Statuary Hall in the U.S. Capitol

Statuary Hall in the U.S. Capitol

D.C. might finally get a place in the U.S. Capitol’s Statuary Hall, it seems.

A Senate spending bill for D.C. that passed this week would allow a statue of Frederick Douglass to be moved from a D.C. government building in Judiciary Square to Statuary Hall, placing it amid the two statues that each state is entitled to place in the Capitol complex. It would be only the third bust of an African-American in the hall, which has 120 statues on display.

D.C. officials have long fought for their two statues—the second is of Pierre L’Enfant—but their efforts have long been stymied by Republicans. The one-statue compromise was floated by a California Republican in 2010, but it died in the Senate.

The spending bill would also allow D.C. to spend its own money in the event of a federal government shutdown, a huge win for city officials who have long complained that they have to prepare for a local shutdown every time members of Congress can’t agree on a federal budget. And as we recently reported, the Senate bill allows D.C. to spend its own funds on abortions.

The bill also includes funding for a number of other D.C. priorities, according to a press release from D.C. Del. Eleanor Holmes Norton’s office:

The bill also would fund critical D.C. programs, including $35.1 million for DCTAG, an increase of $5.1 million from fiscal year 2012, which Norton got through Congress in 1999 to provide higher education opportunities for D.C. students equal to those available to other Americans by granting D.C. students up to $10,000 annually for in-state tuition at any U.S. public college and up to $2,500 annually to attend private colleges in D.C. and the region.

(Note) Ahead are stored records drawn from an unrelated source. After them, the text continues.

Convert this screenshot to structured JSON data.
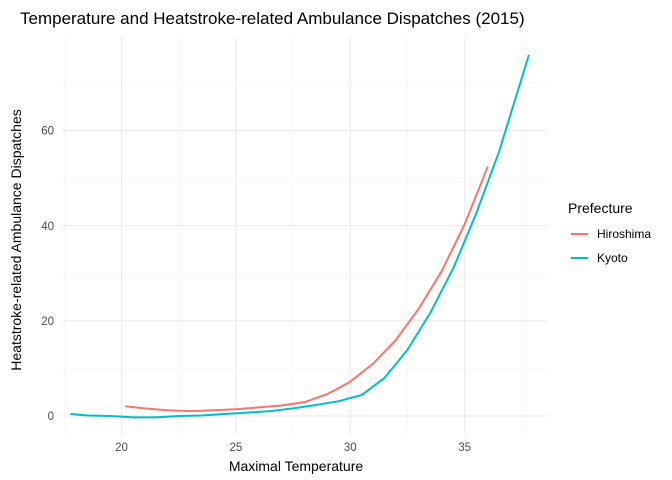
{
  "chart_data": {
    "type": "line",
    "title": "Temperature and Heatstroke-related Ambulance Dispatches (2015)",
    "xlabel": "Maximal Temperature",
    "ylabel": "Heatstroke-related Ambulance Dispatches",
    "xlim": [
      17.4,
      38.6
    ],
    "ylim": [
      -3.8,
      79.5
    ],
    "x_ticks": [
      20,
      25,
      30,
      35
    ],
    "y_ticks": [
      0,
      20,
      40,
      60
    ],
    "x_ticks_labels": [
      "20",
      "25",
      "30",
      "35"
    ],
    "y_ticks_labels": [
      "0",
      "20",
      "40",
      "60"
    ],
    "grid": true,
    "legend": {
      "title": "Prefecture",
      "position": "right"
    },
    "series": [
      {
        "name": "Hiroshima",
        "color": "#F8766D",
        "points": [
          [
            20.2,
            2.0
          ],
          [
            21,
            1.6
          ],
          [
            22,
            1.2
          ],
          [
            23,
            1.0
          ],
          [
            24,
            1.2
          ],
          [
            25,
            1.4
          ],
          [
            26,
            1.8
          ],
          [
            27,
            2.2
          ],
          [
            28,
            2.9
          ],
          [
            29,
            4.6
          ],
          [
            30,
            7.2
          ],
          [
            31,
            11.0
          ],
          [
            32,
            16.0
          ],
          [
            33,
            22.6
          ],
          [
            34,
            30.5
          ],
          [
            35,
            40.3
          ],
          [
            36,
            52.3
          ]
        ]
      },
      {
        "name": "Kyoto",
        "color": "#00BFC4",
        "points": [
          [
            17.8,
            0.4
          ],
          [
            18.5,
            0.1
          ],
          [
            19.5,
            0.0
          ],
          [
            20.5,
            -0.3
          ],
          [
            21.5,
            -0.3
          ],
          [
            22.5,
            0.0
          ],
          [
            23.5,
            0.1
          ],
          [
            24.5,
            0.4
          ],
          [
            25.5,
            0.7
          ],
          [
            26.5,
            1.0
          ],
          [
            27.5,
            1.6
          ],
          [
            28.5,
            2.3
          ],
          [
            29.5,
            3.1
          ],
          [
            30.5,
            4.4
          ],
          [
            31.5,
            8.0
          ],
          [
            32.5,
            13.9
          ],
          [
            33.5,
            21.7
          ],
          [
            34.5,
            31.0
          ],
          [
            35.5,
            42.5
          ],
          [
            36.5,
            55.5
          ],
          [
            37.8,
            75.8
          ]
        ]
      }
    ]
  }
}
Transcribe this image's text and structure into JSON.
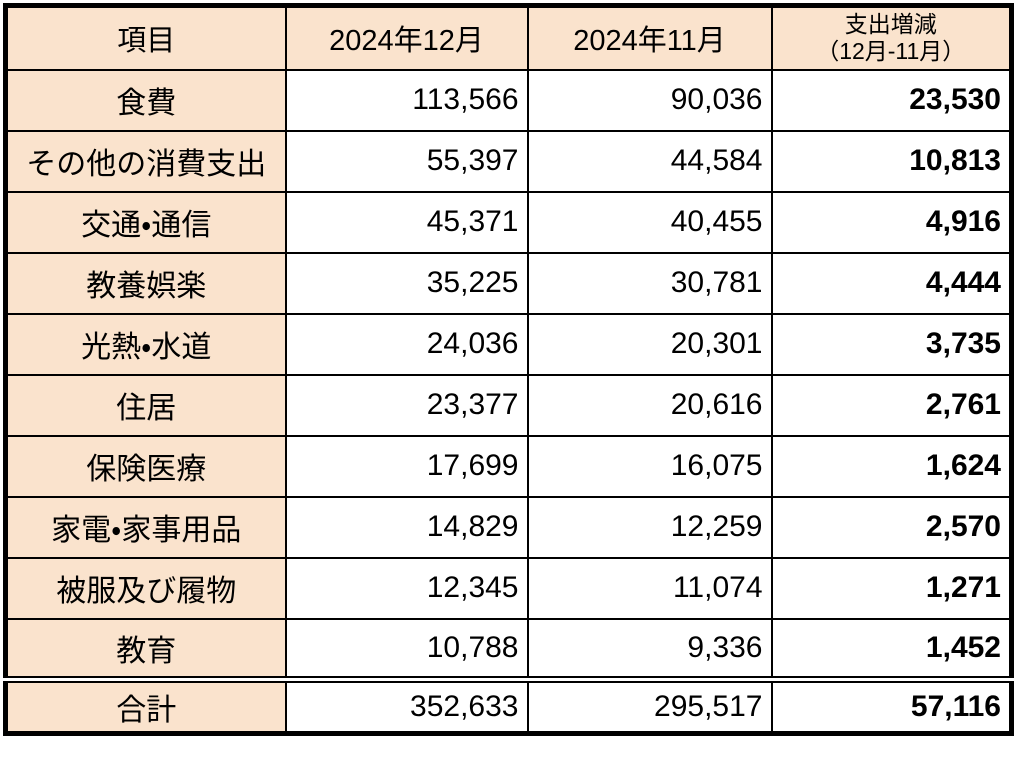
{
  "table": {
    "columns": [
      {
        "label": "項目"
      },
      {
        "label": "2024年12月"
      },
      {
        "label": "2024年11月"
      },
      {
        "label_line1": "支出増減",
        "label_line2": "（12月-11月）"
      }
    ],
    "rows": [
      {
        "item": "食費",
        "dec": "113,566",
        "nov": "90,036",
        "diff": "23,530"
      },
      {
        "item": "その他の消費支出",
        "dec": "55,397",
        "nov": "44,584",
        "diff": "10,813"
      },
      {
        "item": "交通・通信",
        "dec": "45,371",
        "nov": "40,455",
        "diff": "4,916"
      },
      {
        "item": "教養娯楽",
        "dec": "35,225",
        "nov": "30,781",
        "diff": "4,444"
      },
      {
        "item": "光熱・水道",
        "dec": "24,036",
        "nov": "20,301",
        "diff": "3,735"
      },
      {
        "item": "住居",
        "dec": "23,377",
        "nov": "20,616",
        "diff": "2,761"
      },
      {
        "item": "保険医療",
        "dec": "17,699",
        "nov": "16,075",
        "diff": "1,624"
      },
      {
        "item": "家電・家事用品",
        "dec": "14,829",
        "nov": "12,259",
        "diff": "2,570"
      },
      {
        "item": "被服及び履物",
        "dec": "12,345",
        "nov": "11,074",
        "diff": "1,271"
      },
      {
        "item": "教育",
        "dec": "10,788",
        "nov": "9,336",
        "diff": "1,452"
      }
    ],
    "total": {
      "item": "合計",
      "dec": "352,633",
      "nov": "295,517",
      "diff": "57,116"
    },
    "colors": {
      "row_header_fill": "#FAE3CD",
      "value_cell_fill": "#FFFFFF",
      "border": "#000000",
      "text": "#000000"
    }
  },
  "chart_data": {
    "type": "table",
    "title": "支出増減（12月-11月）",
    "columns": [
      "項目",
      "2024年12月",
      "2024年11月",
      "支出増減（12月-11月）"
    ],
    "rows": [
      [
        "食費",
        113566,
        90036,
        23530
      ],
      [
        "その他の消費支出",
        55397,
        44584,
        10813
      ],
      [
        "交通・通信",
        45371,
        40455,
        4916
      ],
      [
        "教養娯楽",
        35225,
        30781,
        4444
      ],
      [
        "光熱・水道",
        24036,
        20301,
        3735
      ],
      [
        "住居",
        23377,
        20616,
        2761
      ],
      [
        "保険医療",
        17699,
        16075,
        1624
      ],
      [
        "家電・家事用品",
        14829,
        12259,
        2570
      ],
      [
        "被服及び履物",
        12345,
        11074,
        1271
      ],
      [
        "教育",
        10788,
        9336,
        1452
      ]
    ],
    "total_row": [
      "合計",
      352633,
      295517,
      57116
    ]
  }
}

DCTAG has doubled college attendance rates in D.C., now up to 60 percent – 10 points above the national average. The bill also includes $20 million each for D.C. public and public charter schools; $5 million for HIV/AIDS prevention and treatment; $15 million for her top environmental priority, the D.C. Water and Sewer Authority’s Clean Rivers Project to reduce combined sewer overflow and restore the Anacostia River; $24.7 million for emergency planning and security costs associated with national events and demonstrations, at least $9.8 million of which is to cover costs associated with the next presidential inauguration; $500,000 for tuition for D.C. National Guard soldiers; and $9.8 million to help start D.C.’s redevelopment of the East Campus at St. Elizabeths in Ward 8. The Senate Appropriations Committee-passed Homeland Security Appropriations bill provides the full $89 million requested by President Obama for the continued development of the Department of Homeland Security headquarters on the St. Elizabeths West Campus. The House approved $34.5 million for the headquarters project.

Certain provisions of the spending bill don’t align with a similar bill passed by the House, and the two will have to be reconciled in a conference committee. The House bill bans local funding for abortions, does not mention the Douglass statue and does not fund some of the programs covered by the Senate bill.